E como a China passou a produzir um produto tão específico quanto a sombrinha de frevo? “O caminho mais natural é uma demanda daqui do Brasil, que envia as especificações do produto para a indústria chinesa”, explica o analista da Fiepe.
História da sombrinha de frevo
Pesquisadores contam que a presença do guarda-chuva na dança do frevo está relacionada a uma expressão de ataque e defesa, um sentido de arma.
Grande e preto, o guarda-chuva já caracterizava o passista e era uma arma disfarçada na mão do folião solitário. O processo de escolarização e espetacularização do frevo contribuiu para que a sombrinha fosse se tornando um adereço mais adequado, menor e colorido
Guarda-chuva preto já foi utilizado para dançar frevo — Foto: Reprodução/TV Globo
Por meio dos registros históricos, sabe-se que a sombrinha era um guarda-chuva cheio de coisas penduradas, como salsichas e garrafas de cachaça.
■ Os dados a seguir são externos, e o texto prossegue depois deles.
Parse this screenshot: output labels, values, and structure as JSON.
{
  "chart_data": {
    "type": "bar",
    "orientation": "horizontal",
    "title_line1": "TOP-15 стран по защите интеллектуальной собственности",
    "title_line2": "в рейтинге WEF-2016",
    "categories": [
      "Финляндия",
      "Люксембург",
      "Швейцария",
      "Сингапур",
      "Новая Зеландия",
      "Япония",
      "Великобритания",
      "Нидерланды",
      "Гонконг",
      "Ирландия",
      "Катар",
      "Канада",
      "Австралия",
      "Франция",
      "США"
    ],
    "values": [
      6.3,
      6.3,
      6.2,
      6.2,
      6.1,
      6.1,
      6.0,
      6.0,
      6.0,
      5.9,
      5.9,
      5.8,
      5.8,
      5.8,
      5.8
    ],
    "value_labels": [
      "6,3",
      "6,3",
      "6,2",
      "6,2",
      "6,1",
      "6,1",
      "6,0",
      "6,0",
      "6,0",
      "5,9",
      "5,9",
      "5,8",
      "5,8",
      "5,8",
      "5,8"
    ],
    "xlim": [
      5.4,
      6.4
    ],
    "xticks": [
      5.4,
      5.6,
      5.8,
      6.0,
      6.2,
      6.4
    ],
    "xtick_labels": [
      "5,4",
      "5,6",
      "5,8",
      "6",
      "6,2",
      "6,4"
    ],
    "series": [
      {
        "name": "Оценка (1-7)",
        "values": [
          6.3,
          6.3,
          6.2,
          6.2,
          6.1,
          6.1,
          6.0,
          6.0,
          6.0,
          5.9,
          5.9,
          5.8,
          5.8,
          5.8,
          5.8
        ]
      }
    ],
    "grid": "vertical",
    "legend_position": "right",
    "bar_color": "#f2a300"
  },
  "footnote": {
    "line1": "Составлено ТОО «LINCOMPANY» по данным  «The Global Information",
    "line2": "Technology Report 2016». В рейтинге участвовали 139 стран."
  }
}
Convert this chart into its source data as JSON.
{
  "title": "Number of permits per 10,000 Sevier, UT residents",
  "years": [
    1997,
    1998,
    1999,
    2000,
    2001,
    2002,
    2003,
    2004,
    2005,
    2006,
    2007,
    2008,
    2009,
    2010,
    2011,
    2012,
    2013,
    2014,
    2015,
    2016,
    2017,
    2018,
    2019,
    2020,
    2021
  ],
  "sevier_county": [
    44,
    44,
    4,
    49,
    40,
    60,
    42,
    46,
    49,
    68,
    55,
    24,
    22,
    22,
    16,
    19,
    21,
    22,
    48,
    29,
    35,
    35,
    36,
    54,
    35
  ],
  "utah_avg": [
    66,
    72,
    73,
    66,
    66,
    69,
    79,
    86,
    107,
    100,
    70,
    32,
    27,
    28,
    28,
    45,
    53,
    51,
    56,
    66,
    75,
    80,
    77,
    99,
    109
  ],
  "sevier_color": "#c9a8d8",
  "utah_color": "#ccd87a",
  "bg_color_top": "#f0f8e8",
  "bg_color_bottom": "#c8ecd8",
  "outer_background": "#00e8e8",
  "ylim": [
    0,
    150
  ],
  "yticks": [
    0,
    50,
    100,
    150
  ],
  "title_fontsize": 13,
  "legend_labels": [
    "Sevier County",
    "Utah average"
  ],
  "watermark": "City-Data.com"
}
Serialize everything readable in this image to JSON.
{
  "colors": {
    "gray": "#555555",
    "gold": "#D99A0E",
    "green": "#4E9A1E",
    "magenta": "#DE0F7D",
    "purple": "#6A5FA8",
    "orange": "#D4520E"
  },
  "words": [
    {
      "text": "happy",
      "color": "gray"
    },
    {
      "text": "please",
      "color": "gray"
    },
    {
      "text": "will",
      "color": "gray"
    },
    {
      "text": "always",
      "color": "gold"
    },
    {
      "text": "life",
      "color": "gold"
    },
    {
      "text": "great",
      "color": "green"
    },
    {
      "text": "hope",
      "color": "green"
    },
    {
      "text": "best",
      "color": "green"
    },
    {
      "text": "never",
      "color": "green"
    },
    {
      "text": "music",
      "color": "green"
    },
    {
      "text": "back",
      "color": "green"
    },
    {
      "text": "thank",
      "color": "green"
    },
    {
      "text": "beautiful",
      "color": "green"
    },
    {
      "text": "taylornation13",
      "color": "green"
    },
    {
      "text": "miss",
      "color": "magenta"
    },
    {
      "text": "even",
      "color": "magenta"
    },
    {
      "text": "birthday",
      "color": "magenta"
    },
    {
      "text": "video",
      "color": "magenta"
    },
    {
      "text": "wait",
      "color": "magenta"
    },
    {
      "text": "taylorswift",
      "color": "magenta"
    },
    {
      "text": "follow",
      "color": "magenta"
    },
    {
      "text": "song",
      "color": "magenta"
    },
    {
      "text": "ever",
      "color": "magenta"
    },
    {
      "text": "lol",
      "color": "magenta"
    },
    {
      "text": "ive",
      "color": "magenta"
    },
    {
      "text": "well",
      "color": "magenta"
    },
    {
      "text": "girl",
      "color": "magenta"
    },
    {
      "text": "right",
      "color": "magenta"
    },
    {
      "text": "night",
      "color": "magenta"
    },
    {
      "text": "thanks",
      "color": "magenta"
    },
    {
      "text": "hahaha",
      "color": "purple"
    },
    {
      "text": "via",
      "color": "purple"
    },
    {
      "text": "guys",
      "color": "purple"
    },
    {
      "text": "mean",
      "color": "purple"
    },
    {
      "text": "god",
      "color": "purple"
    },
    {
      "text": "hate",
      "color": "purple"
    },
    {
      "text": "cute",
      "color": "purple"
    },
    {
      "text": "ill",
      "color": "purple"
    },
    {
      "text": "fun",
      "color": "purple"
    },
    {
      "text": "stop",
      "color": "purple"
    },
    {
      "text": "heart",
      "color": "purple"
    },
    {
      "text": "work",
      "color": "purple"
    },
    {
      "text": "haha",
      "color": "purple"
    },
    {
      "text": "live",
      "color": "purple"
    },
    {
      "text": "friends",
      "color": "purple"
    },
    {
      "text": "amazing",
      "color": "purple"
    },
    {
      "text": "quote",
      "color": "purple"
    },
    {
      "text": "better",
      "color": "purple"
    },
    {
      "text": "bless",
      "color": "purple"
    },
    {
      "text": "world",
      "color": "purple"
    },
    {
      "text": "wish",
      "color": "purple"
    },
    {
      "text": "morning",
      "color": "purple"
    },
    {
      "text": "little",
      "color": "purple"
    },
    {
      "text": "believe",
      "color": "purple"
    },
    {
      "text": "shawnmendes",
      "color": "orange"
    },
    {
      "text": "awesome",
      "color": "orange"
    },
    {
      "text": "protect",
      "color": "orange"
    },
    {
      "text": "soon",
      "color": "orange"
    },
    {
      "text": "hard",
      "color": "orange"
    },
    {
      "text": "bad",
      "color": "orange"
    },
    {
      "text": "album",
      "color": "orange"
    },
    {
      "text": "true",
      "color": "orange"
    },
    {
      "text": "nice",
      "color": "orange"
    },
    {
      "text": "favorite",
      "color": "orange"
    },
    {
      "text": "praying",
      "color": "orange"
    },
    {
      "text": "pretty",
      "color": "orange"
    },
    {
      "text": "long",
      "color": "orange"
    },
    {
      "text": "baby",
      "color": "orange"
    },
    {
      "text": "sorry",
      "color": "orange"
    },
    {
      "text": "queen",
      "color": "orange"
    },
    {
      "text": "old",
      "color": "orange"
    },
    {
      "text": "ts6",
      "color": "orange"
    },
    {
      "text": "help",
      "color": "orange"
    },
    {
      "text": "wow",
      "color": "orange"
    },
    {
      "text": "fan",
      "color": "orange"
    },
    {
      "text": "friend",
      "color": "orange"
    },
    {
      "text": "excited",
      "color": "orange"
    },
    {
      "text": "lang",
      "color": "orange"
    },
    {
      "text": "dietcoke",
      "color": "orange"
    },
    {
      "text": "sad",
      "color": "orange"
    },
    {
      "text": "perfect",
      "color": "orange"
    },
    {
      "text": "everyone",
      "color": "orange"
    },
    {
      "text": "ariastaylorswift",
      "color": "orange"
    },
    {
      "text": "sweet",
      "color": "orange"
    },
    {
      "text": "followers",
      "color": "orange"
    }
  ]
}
O passista que a carregava não tinha a performance e aparência de hoje.
“Alguns usavam paletó em pleno calor, com a cara melada de talco, sem camisa por dentro, uma calça amarrada com cordão, um sapato velho ou tênis trocado ou descalço”, traz a dissertação acadêmica “O frevo nos discos da Rozenblit”, de Paula Viviana de Rezende e Valadares.
Esse processo de escolarização influencia diretamente no mercado, mesmo que isoladamente, já que foram os passistas, professores e bailarinos que passaram a confeccionar e a encomendar sombrinhas de frevo como conhecemos: pequena e nas cores amarelo, verde, vermelho e azul.
Cantor e ator, Walmir Chagas participou dos primórdios do Balé Popular do Recife, em meados da década de 1970. Ao G1, ele relembrou que o então diretor do grupo, André Madureira, esteve diretamente ligado ao que hoje se tem como modelo da sombrinha de frevo
No começo, Balé Popular do Recife usava as sombrinhas infantis, mas elas ainda muito grandes para certos movimentos típicos do frevo, segundo Chagas.
“Fomos à Leite Bastos, na Rua do Fogo (a rua que liga a Avenida Nossa Senhora do Carmo ao Pátio de São Pedro), conversar e o rapaz disse que não tinha sombrinha menor que a infantil, mas que poderia fazer. André encomendou uma tiragem”, disse Chagas sobre a invenção. “‘Faça com umas cores bem alegres’,ele pediu”, continuou.
Para o artista, o erro da imaturidade de quem era ainda muito jovem foi não ter registrado o novo formato de sombrinha. “Talvez, até hoje, o Balé Popular do Recife estivesse ganhando royalties”.